Le développeur d’éoliennes JPEE, porteur du projet de Villiers-Louis, a saisi la cour d’appel administrative de Lyon après que le refus préfectoral d’accorder le permis de construire a été confirmé en première instance à Dijon.

Le tout premier projet d’implantation de quatre éoliennes sur le territoire de Villiers-Louis remonte à 2012. Cinq ans après, les avancées sont minimes. Or malgré les coups d’arrêt, la société JPEE ne baisse pas les bras. Le développeur de parcs éoliens espère que la justice lui donnera raison. D’une puissance totale de 8 mégawatts, le parc coûterait 12 millions d’euros.

La demande de permis de construire présentée en 2015 a fait l’objet d’un arrêté préfectoral de refus le 12 avril 2016. Celui-ci était motivé par l’avis défavorable du ministre de la Défense. La décision a fait l’objet d’une requête de JPEE auprès du tribunal administratif de Dijon, rejetée le 10 juillet dernier. Pensant toujours pouvoir obtenir gain de cause, l’entreprise s’est tournée vers la cour administrative d’appel de Lyon. La procédure est en cours et devrait aboutir à une nouvelle décision, probablement l’année prochaine.

Sur le fond du dossier, JPEE se heurte depuis 2013 à un refus de l’armée de Terre, puisque la zone d’implantation des éoliennes se situe dans un secteur d’entraînement à très basse altitude (Setba). Des avions y pratiquent des exercices, à 900 km\heure.

Guillaume Oddon, chef de projet pour JPEE, présente des arguments qui seront plaidés en appel à Lyon : « D’abord, les avions de chasse peuvent passer au-dessus ou à côté des pales, dont l’extrémité culminerait à 150 m. Ils le font déjà lorsqu’ils s’exercent au-dessus des éoliennes des Clérimois, de Molinons et du pays d’Othe. Ces parcs sont situés dans ce même Setba Yonne-Aube, qui a la taille d’un département. Ensuite, les Setba n’ont aucune valeur réglementaire. Enfin, le préfet n’a pas expliqué son refus, juste mentionné la position du ministre de la Défense. »

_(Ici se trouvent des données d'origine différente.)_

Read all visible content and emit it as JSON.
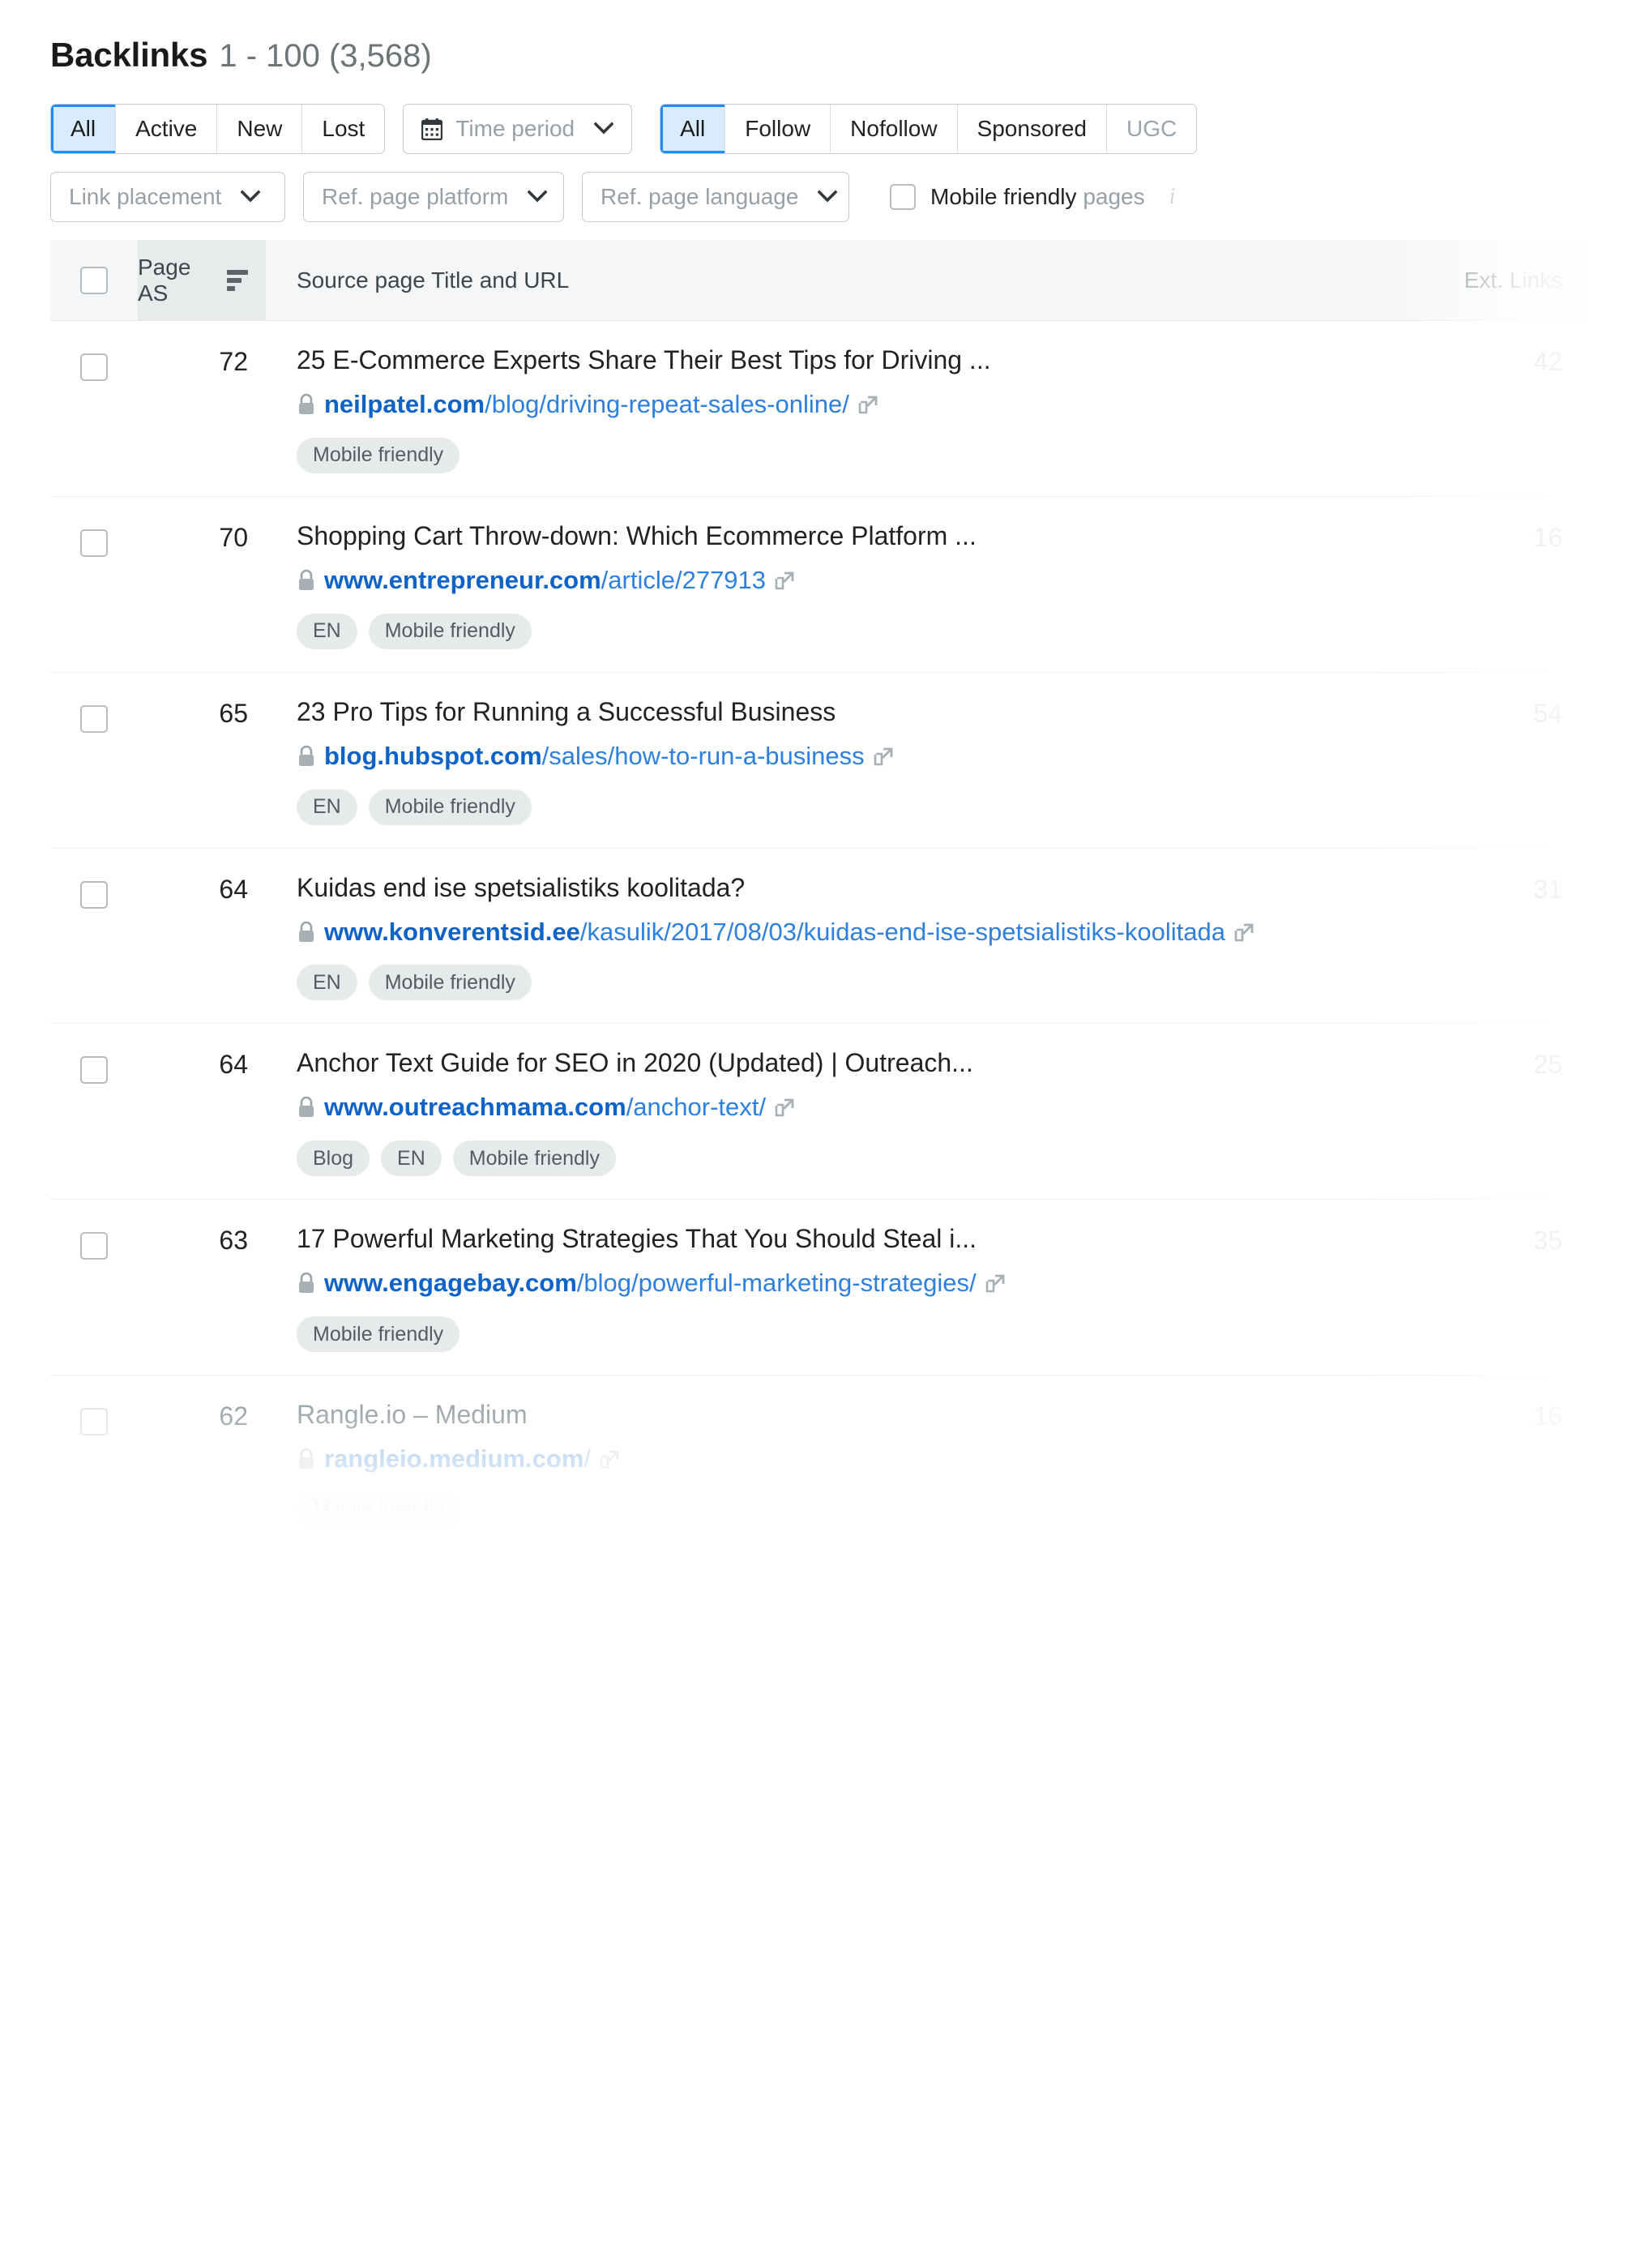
{
  "header": {
    "title": "Backlinks",
    "range": "1 - 100 (3,568)"
  },
  "filters": {
    "status_segment": [
      {
        "label": "All",
        "selected": true
      },
      {
        "label": "Active",
        "selected": false
      },
      {
        "label": "New",
        "selected": false
      },
      {
        "label": "Lost",
        "selected": false
      }
    ],
    "time_period": {
      "label": "Time period",
      "icon": "calendar-icon"
    },
    "follow_segment": [
      {
        "label": "All",
        "selected": true,
        "disabled": false
      },
      {
        "label": "Follow",
        "selected": false,
        "disabled": false
      },
      {
        "label": "Nofollow",
        "selected": false,
        "disabled": false
      },
      {
        "label": "Sponsored",
        "selected": false,
        "disabled": false
      },
      {
        "label": "UGC",
        "selected": false,
        "disabled": true
      }
    ],
    "link_placement": "Link placement",
    "ref_page_platform": "Ref. page platform",
    "ref_page_language": "Ref. page language",
    "mobile_friendly": {
      "label_strong": "Mobile friendly",
      "label_muted": "pages",
      "checked": false,
      "info_glyph": "i"
    }
  },
  "table": {
    "columns": {
      "select_all": "",
      "page_as": "Page AS",
      "source": "Source page Title and URL",
      "ext_links": "Ext. Links"
    },
    "sort": {
      "column": "Page AS",
      "direction": "desc",
      "icon": "sort-desc-icon"
    },
    "rows": [
      {
        "page_as": "72",
        "title": "25 E-Commerce Experts Share Their Best Tips for Driving ...",
        "url_domain": "neilpatel.com",
        "url_path": "/blog/driving-repeat-sales-online/",
        "badges": [
          "Mobile friendly"
        ],
        "ext_links": "42",
        "faded": false
      },
      {
        "page_as": "70",
        "title": "Shopping Cart Throw-down: Which Ecommerce Platform ...",
        "url_domain": "www.entrepreneur.com",
        "url_path": "/article/277913",
        "badges": [
          "EN",
          "Mobile friendly"
        ],
        "ext_links": "16",
        "faded": false
      },
      {
        "page_as": "65",
        "title": "23 Pro Tips for Running a Successful Business",
        "url_domain": "blog.hubspot.com",
        "url_path": "/sales/how-to-run-a-business",
        "badges": [
          "EN",
          "Mobile friendly"
        ],
        "ext_links": "54",
        "faded": false
      },
      {
        "page_as": "64",
        "title": "Kuidas end ise spetsialistiks koolitada?",
        "url_domain": "www.konverentsid.ee",
        "url_path": "/kasulik/2017/08/03/kuidas-end-ise-spetsialistiks-koolitada",
        "badges": [
          "EN",
          "Mobile friendly"
        ],
        "ext_links": "31",
        "faded": false
      },
      {
        "page_as": "64",
        "title": "Anchor Text Guide for SEO in 2020 (Updated) | Outreach...",
        "url_domain": "www.outreachmama.com",
        "url_path": "/anchor-text/",
        "badges": [
          "Blog",
          "EN",
          "Mobile friendly"
        ],
        "ext_links": "25",
        "faded": false
      },
      {
        "page_as": "63",
        "title": "17 Powerful Marketing Strategies That You Should Steal i...",
        "url_domain": "www.engagebay.com",
        "url_path": "/blog/powerful-marketing-strategies/",
        "badges": [
          "Mobile friendly"
        ],
        "ext_links": "35",
        "faded": false
      },
      {
        "page_as": "62",
        "title": "Rangle.io – Medium",
        "url_domain": "rangleio.medium.com",
        "url_path": "/",
        "badges": [
          "Mobile friendly"
        ],
        "ext_links": "16",
        "faded": true
      }
    ]
  },
  "colors": {
    "accent_blue": "#1a8cff",
    "selected_bg": "#d9ecfd",
    "link_domain": "#0e63c8",
    "link_path": "#2d7fe0",
    "badge_bg": "#e6eaeb",
    "header_bg": "#f4f6f7",
    "sorted_col_bg": "#e7ebec"
  }
}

Espérant que l’affaire fasse jurisprudence, la société JPEE « ne veut pas perdre de temps ». Elle a poursuivi l’instruction du dossier en sollicitant l’autorisation relative aux Installations classées pour la protection de l’environnement (ICPE). C’est à ce titre qu’une enquête publique a été lancée le 12 octobre ( lire par ailleurs). Elle ne préjuge aucunement de la décision en appel.
24.000 euros par an pour la commune

Interrogé cette semaine, Jean-Louis Gaujard, le maire de Villiers-Louis, se dit « favorable » au parc éolien. « La commune empocherait 24.000 € de retombées par an. Non négligeable pour un budget de 300.000 euros », indique l’élu.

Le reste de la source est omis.